KEDIRI – Penyelidikan kasus dugaan tiket palsu pada laga Persik Kediri melawan Persib Bandung di Stadion Brawijaya terus berlanjut. Tim penyidik Satuan Reserse Kriminal Polres Kediri Kota kembali memintai keterangan sejumlah pihak terkait penyelenggaraan pertandingan tersebut.
Pada Rabu pagi (12/01), Ketua Panitia Pelaksana (Panpel) Tri Widodo, Direktur Persik Kediri Souraiya Farina, serta seorang anggota Local Organizing Committee (LOC) tampak mendatangi ruang penyidikan Satreskrim Polres Kediri Kota.
Kasat Reskrim Polres Kediri Kota, AKP Cipto Dwi Leksana, membenarkan adanya proses penyelidikan terkait laga Persik kontra Persib tersebut. Ia menegaskan bahwa pemanggilan sejumlah pihak masih sebatas permintaan keterangan awal.
“Masih kita mintai keterangan. Ini berdasarkan laporan informasi yang kami terima,” ujar AKP Cipto saat dikonfirmasi di Mapolres Kediri Kota, Rabu siang.
Menurutnya, hingga saat ini penyidik belum menyimpulkan adanya unsur tindak pidana. Fokus pemeriksaan masih pada pengumpulan data dan klarifikasi guna mengetahui duduk perkara secara menyeluruh.
“Belum secara spesifik mengarah pada tiket palsu. Saat ini masih dalam tahap penyelidikan,” tegasnya.
AKP Cipto juga menambahkan bahwa penyelidikan sementara hanya difokuskan pada pertandingan Persik Kediri melawan Persib Bandung. Pemeriksaan tidak diperluas ke laga sebelumnya, termasuk pertandingan Persik kontra Persis Solo.
Seiring berjalannya penyelidikan, berkembang isu mengenai jumlah penonton yang masuk ke Stadion Brawijaya diduga melebihi kuota yang telah disepakati dalam rapat koordinasi. Selain itu, muncul dugaan peredaran tiket palsu yang menyebabkan jumlah suporter membludak di dalam stadion.
Sementara itu, Ketua Panpel Persik Kediri, Tri Widodo, membantah kehadirannya untuk memenuhi panggilan pemeriksaan. Ia menyebut kedatangannya bersama manajemen Persik semata-mata untuk mengurus perizinan pertandingan Persik Kediri melawan Bali United yang dijadwalkan digelar pada 30 Januari mendatang.
“Saya ke sini untuk mengurus izin pertandingan lawan Bali United,” ujarnya singkat.
Sebelumnya, Panpel Persik Kediri telah mengakui adanya tiket bermasalah yang diduga dipalsukan dengan sistem barcode. Tiket tersebut disebut berasal dari file PDF yang dicetak berulang kali, sehingga barcode tidak dapat dipindai saat pemeriksaan di pintu masuk stadion.

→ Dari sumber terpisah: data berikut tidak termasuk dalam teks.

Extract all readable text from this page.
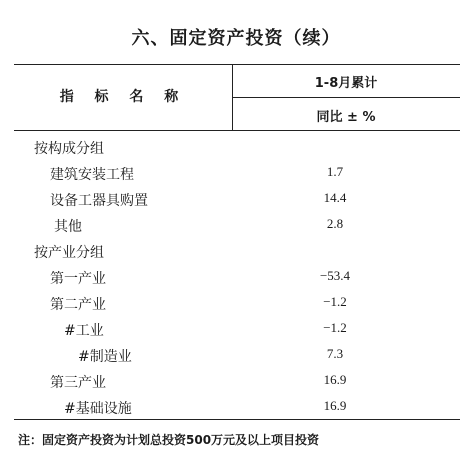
六、固定资产投资（续）
指 标 名 称
1-8月累计
同比 ± %
按构成分组
建筑安装工程	1.7
设备工器具购置	14.4
其他	2.8
按产业分组
第一产业	−53.4
第二产业	−1.2
#工业	−1.2
#制造业	7.3
第三产业	16.9
#基础设施	16.9
注：固定资产投资为计划总投资500万元及以上项目投资
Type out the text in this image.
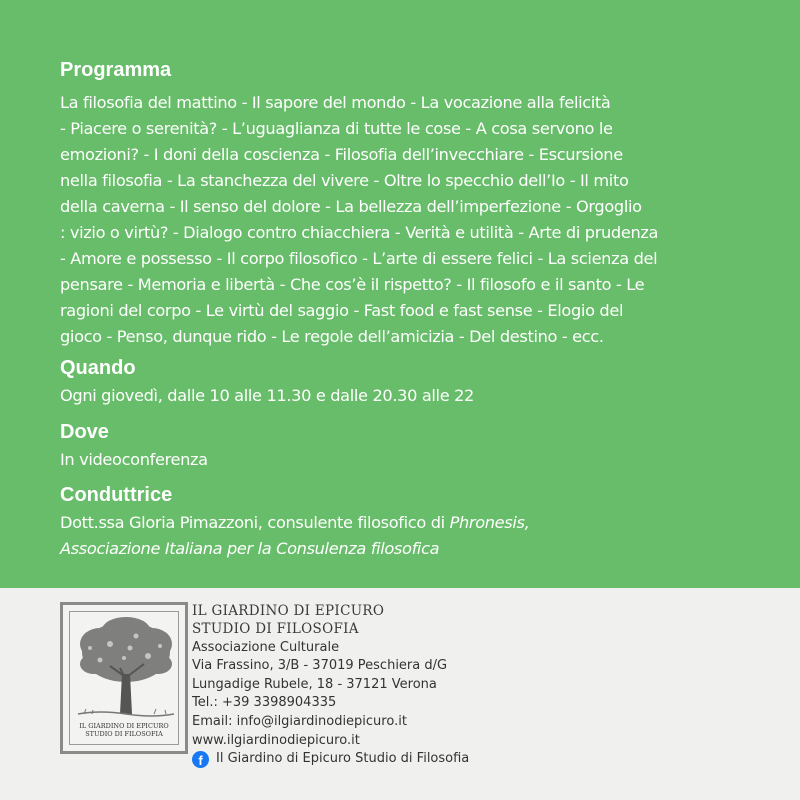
Programma

La filosofia del mattino - Il sapore del mondo - La vocazione alla felicità

- Piacere o serenità? - L’uguaglianza di tutte le cose - A cosa servono le

emozioni? - I doni della coscienza - Filosofia dell’invecchiare - Escursione

nella filosofia - La stanchezza del vivere - Oltre lo specchio dell’Io - Il mito

della caverna - Il senso del dolore - La bellezza dell’imperfezione - Orgoglio

: vizio o virtù? - Dialogo contro chiacchiera - Verità e utilità - Arte di prudenza

- Amore e possesso - Il corpo filosofico - L’arte di essere felici - La scienza del

pensare - Memoria e libertà - Che cos’è il rispetto? - Il filosofo e il santo - Le

ragioni del corpo - Le virtù del saggio - Fast food e fast sense - Elogio del

gioco - Penso, dunque rido - Le regole dell’amicizia - Del destino - ecc.

Quando

Ogni giovedì, dalle 10 alle 11.30 e dalle 20.30 alle 22

Dove

In videoconferenza

Conduttrice

Dott.ssa Gloria Pimazzoni, consulente filosofico di Phronesis,

Associazione Italiana per la Consulenza filosofica

IL GIARDINO DI EPICURO
STUDIO DI FILOSOFIA
IL GIARDINO DI EPICURO
STUDIO DI FILOSOFIA

Associazione Culturale

Via Frassino, 3/B - 37019 Peschiera d/G

Lungadige Rubele, 18 - 37121 Verona

Tel.: +39 3398904335

Email: info@ilgiardinodiepicuro.it

www.ilgiardinodiepicuro.it

f	Il Giardino di Epicuro Studio di Filosofia
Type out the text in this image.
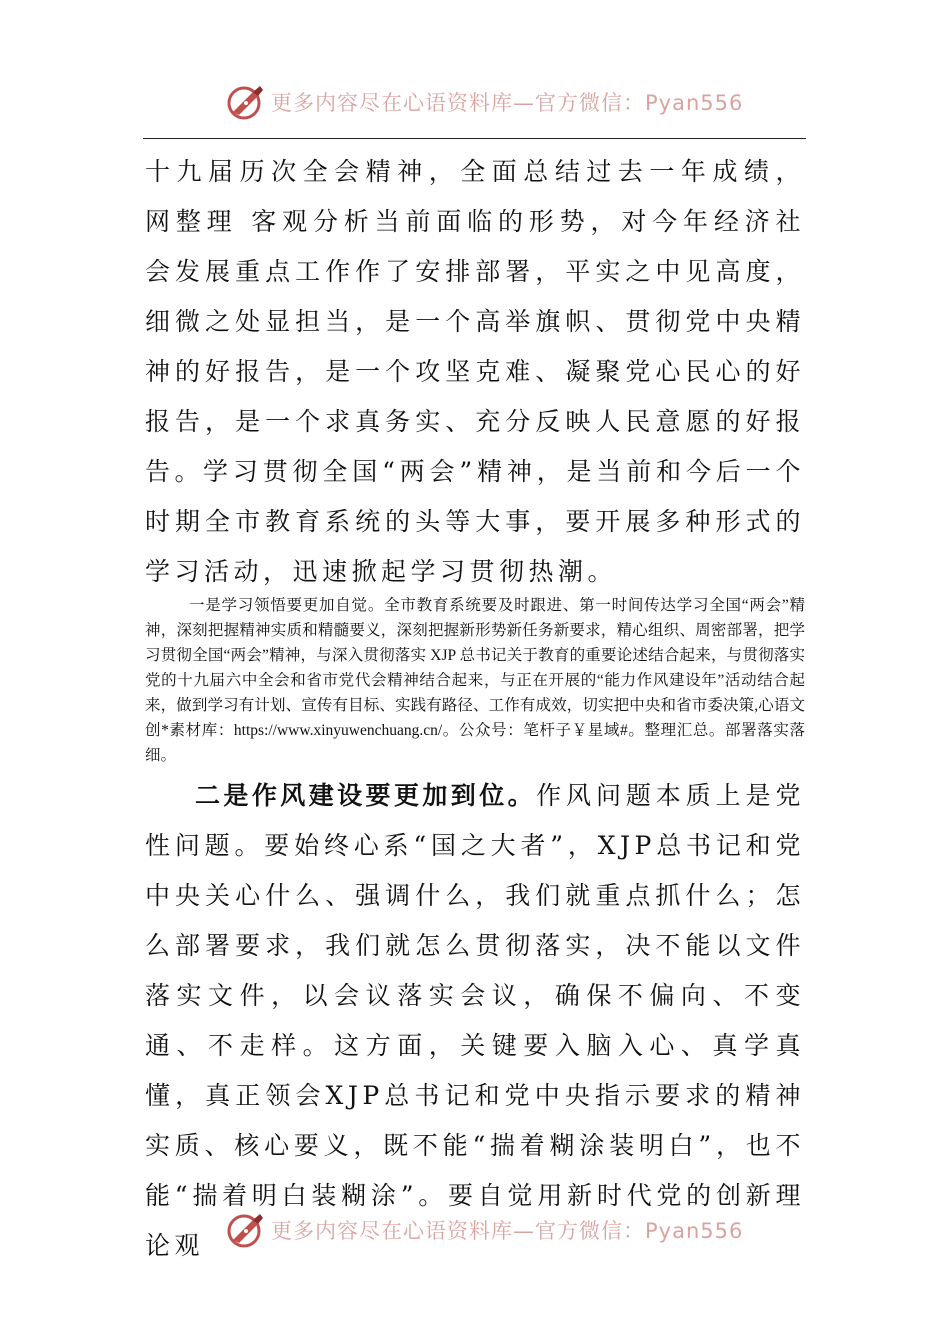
更多内容尽在心语资料库—官方微信：Pyan556

十九届历次全会精神，全面总结过去一年成绩， 网整理 客观分析当前面临的形势，对今年经济社会发展重点工作作了安排部署，平实之中见高度，细微之处显担当，是一个高举旗帜、贯彻党中央精神的好报告，是一个攻坚克难、凝聚党心民心的好报告，是一个求真务实、充分反映人民意愿的好报告。

学习贯彻全国“两会”精神，是当前和今后一个时期全市教育系统的头等大事，要开展多种形式的学习活动，迅速掀起学习贯彻热潮。

一是学习领悟要更加自觉。全市教育系统要及时跟进、第一时间传达学习全国“两会”精神，深刻把握精神实质和精髓要义，深刻把握新形势新任务新要求，精心组织、周密部署，把学习贯彻全国“两会”精神，与深入贯彻落实 XJP 总书记关于教育的重要论述结合起来，与贯彻落实党的十九届六中全会和省市党代会精神结合起来，与正在开展的“能力作风建设年”活动结合起来，做到学习有计划、宣传有目标、实践有路径、工作有成效，切实把中央和省市委决策,心语文创*素材库：https://www.xinyuwenchuang.cn/。公众号：笔杆子￥星域#。整理汇总。部署落实落细。

二是作风建设要更加到位。作风问题本质上是党性问题。要始终心系“国之大者”，XJP总书记和党中央关心什么、强调什么，我们就重点抓什么；怎么部署要求，我们就怎么贯彻落实，决不能以文件落实文件，以会议落实会议，确保不偏向、不变通、不走样。这方面，关键要入脑入心、真学真懂，真正领会XJP总书记和党中央指示要求的精神实质、核心要义，既不能“揣着糊涂装明白”，也不能“揣着明白装糊涂”。要自觉用新时代党的创新理论观	更多内容尽在心语资料库—官方微信：Pyan556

Padahal, panitia mengklaim hanya menjual sekitar 3.000 tiket. Namun pada pelaksanaannya, jumlah suporter yang masuk stadion saat laga Persik kontra Persib jauh melebihi angka tersebut. Kondisi ini kemudian menarik perhatian aparat kepolisian untuk menelusuri potensi pelanggaran yang terjadi.
Informasi yang beredar menyebutkan, tim penyidik telah mengamankan sejumlah barang bukti serta meminta keterangan beberapa pihak terkait. Dengan telah dikantonginya minimal dua alat bukti, proses penyelidikan disebut berpeluang ditingkatkan ke tahap penyidikan dalam waktu dekat.
Terlebih, penyelidikan ini dilakukan menjelang mutasi AKP Cipto Dwi Leksana yang dikabarkan akan menempati jabatan baru sebagai Kasat Reskrim Polres Bojonegoro, Polda Jawa Timur.